③ The Plaintiff reported value-added tax as revenue from real estate management business with respect to rent and operating expenses received from the competent authority, and submitted a detailed statement of real estate rental price from the first quarter of 2014.
2) Determination
According to the above facts, the concession agreement of this case is based on the basic structure that the plaintiff constructed the theory of this case at his own expense and vests its ownership to the competent authority, and the funds invested by the plaintiff for the construction of the facility of this case are collected as the rent calculated in accordance with the concession agreement of this case. There was no separate lease contract between the plaintiff and the competent authority in addition to the concession agreement of this case. Unlike the general lease agreement, the rent for the facility of this case is calculated in a lump sum in the manner that reflects the business profit rate under the concession of this case to the total private investment cost invested by the plaintiff, and was agreed to pay the plaintiff the total private investment cost invested by the plaintiff in 20 years during the establishment period of the right to manage and operate the facility of this case by equal installments of principal and interest. Accordingly, although the term of lease and rent under the concession of this case is used in the concession of this case and the Private Investment Act, it is reasonable to view that the money actually paid by the plaintiff as the name of rent
Furthermore, Article 4 subparagraph 2 of the Public-Private Partnerships Act was newly established in the manner that the State or a local government recognizes the right to manage infrastructure facilities for a certain period of time when the State or a local government implements a public-private partnership project with respect to the method of holding ownership of infrastructure facilities. As the amendment was made on January 27, 2005 by Act No. 7386, Article 4 subparagraph 2 of the Public-Private Partnerships Act was to recognize the project implementer the right to manage infrastructure facilities and to lease, use, and profit from the infrastructure facilities to the State or a local government. In such a case, the above provision is intended to activate private investment by compensating the project implementer's investment cost for the facilities that the project implementer is difficult to directly operate the infrastructure or it is difficult to recover the investment cost only by operating the infrastructure, and it appears that the State or a local government has the legislative intent to divide the financial burden of the State or the local government by paying the above investment cost in the form of rent over a long-term period. Therefore, it is reasonable to deem the rent paid by the Plaintiff as the project implementer.

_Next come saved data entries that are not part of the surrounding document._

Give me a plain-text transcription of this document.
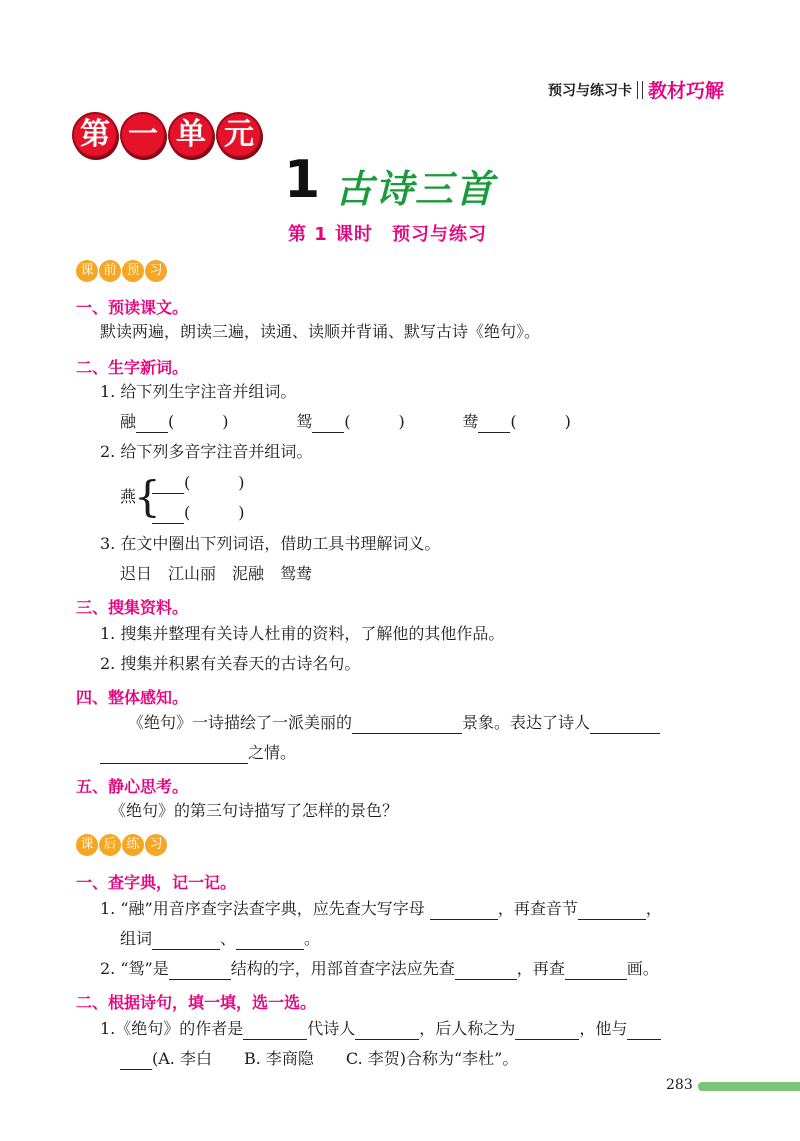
预习与练习卡 教材巧解
第 一 单 元
1 古诗三首
第 1 课时　预习与练习
课 前 预 习
一、预读课文。
默读两遍，朗读三遍，读通、读顺并背诵、默写古诗《绝句》。
二、生字新词。
1. 给下列生字注音并组词。
融 (　　　)	鸳 (　　　)	鸯 (　　　)
2. 给下列多音字注音并组词。
燕
{	(　　　)
(　　　)
3. 在文中圈出下列词语，借助工具书理解词义。
迟日　江山丽　泥融　鸳鸯
三、搜集资料。
1. 搜集并整理有关诗人杜甫的资料，了解他的其他作品。
2. 搜集并积累有关春天的古诗名句。
四、整体感知。
《绝句》一诗描绘了一派美丽的	景象。表达了诗人
之情。
五、静心思考。
《绝句》的第三句诗描写了怎样的景色？
课 后 练 习
一、查字典，记一记。
1. “融”用音序查字法查字典，应先查大写字母	，再查音节	，
组词	、	。
2. “鸳”是	结构的字，用部首查字法应先查	，再查	画。
二、根据诗句，填一填，选一选。
1.《绝句》的作者是	代诗人	，后人称之为	，他与
(A. 李白　　B. 李商隐　　C. 李贺)合称为“李杜”。
283
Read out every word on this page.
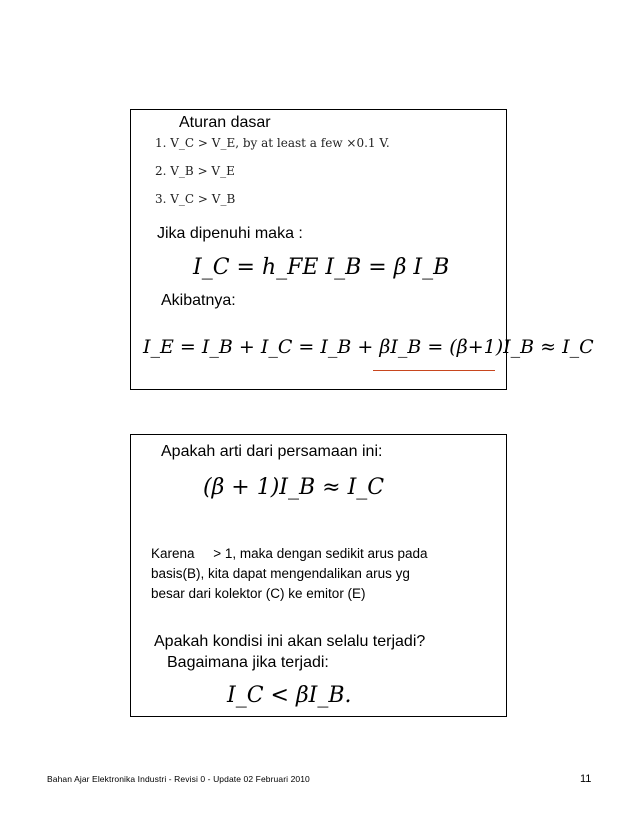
Aturan dasar
1. V_C > V_E, by at least a few ×0.1 V.
2. V_B > V_E
3. V_C > V_B
Jika dipenuhi maka :
I_C = h_FE I_B = β I_B
Akibatnya:
I_E = I_B + I_C = I_B + βI_B = (β+1)I_B ≈ I_C
Apakah arti dari persamaan ini:
(β + 1)I_B ≈ I_C
Karena     > 1, maka dengan sedikit arus pada
basis(B), kita dapat mengendalikan arus yg
besar dari kolektor (C) ke emitor (E)
Apakah kondisi ini akan selalu terjadi?
Bagaimana jika terjadi:
I_C < βI_B.
Bahan Ajar Elektronika Industri - Revisi 0 - Update 02 Februari 2010	11
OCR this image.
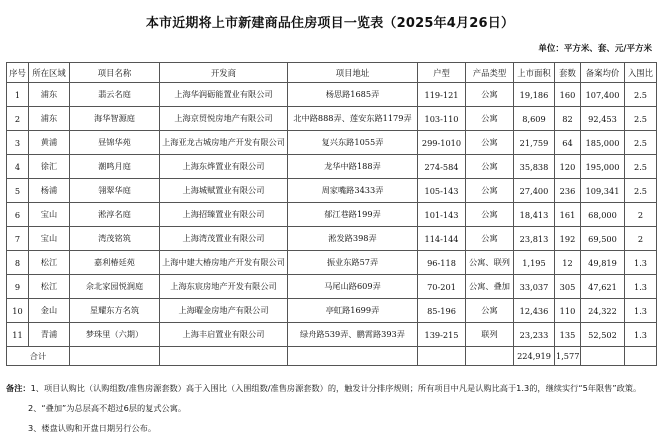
本市近期将上市新建商品住房项目一览表（2025年4月26日）
单位：平方米、套、元/平方米
序号	所在区域	项目名称	开发商	项目地址	户型	产品类型	上市面积	套数	备案均价	入围比
1	浦东	翡云名庭	上海华润砺能置业有限公司	杨思路1685弄	119-121	公寓	19,186	160	107,400	2.5
2	浦东	海华智源庭	上海京贸悦房地产有限公司	北中路888弄、莲安东路1179弄	103-110	公寓	8,609	82	92,453	2.5
3	黄浦	昼锦华苑	上海亚龙古城房地产开发有限公司	复兴东路1055弄	299-1010	公寓	21,759	64	185,000	2.5
4	徐汇	潮鸣月庭	上海东烨置业有限公司	龙华中路188弄	274-584	公寓	35,838	120	195,000	2.5
5	杨浦	翎翠华庭	上海城赋置业有限公司	周家嘴路3433弄	105-143	公寓	27,400	236	109,341	2.5
6	宝山	淞淳名庭	上海招臻置业有限公司	郁江巷路199弄	101-143	公寓	18,413	161	68,000	2
7	宝山	湾茂铭筑	上海湾茂置业有限公司	淞发路398弄	114-144	公寓	23,813	192	69,500	2
8	松江	嘉利椿廷苑	上海中建大椿房地产开发有限公司	振业东路57弄	96-118	公寓、联列	1,195	12	49,819	1.3
9	松江	佘北家园悦涧庭	上海东宸房地产开发有限公司	马尾山路609弄	70-201	公寓、叠加	33,037	305	47,621	1.3
10	金山	星耀东方名筑	上海曜金房地产有限公司	亭虹路1699弄	85-196	公寓	12,436	110	24,322	1.3
11	青浦	梦珠里（六期）	上海丰启置业有限公司	绿舟路539弄、鹏霄路393弄	139-215	联列	23,233	135	52,502	1.3
合计							224,919	1,577		
备注：1、项目认购比（认购组数/准售房源套数）高于入围比（入围组数/准售房源套数）的，触发计分排序规则；所有项目中凡是认购比高于1.3的，继续实行“5年限售”政策。
2、“叠加”为总层高不超过6层的复式公寓。
3、楼盘认购和开盘日期另行公布。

Therefore, deeming the money received by the Plaintiff pursuant to the instant concession agreement as a long-term installment in accordance with its substance accords with the principle of substantial taxation. As such, the disposition of this case on the ground that the Plaintiff failed to submit a detailed statement of real estate rental price on the premise that the Plaintiff is a real estate rental business entity is illegal.
3. Conclusion
If so, the plaintiff's claim is justified.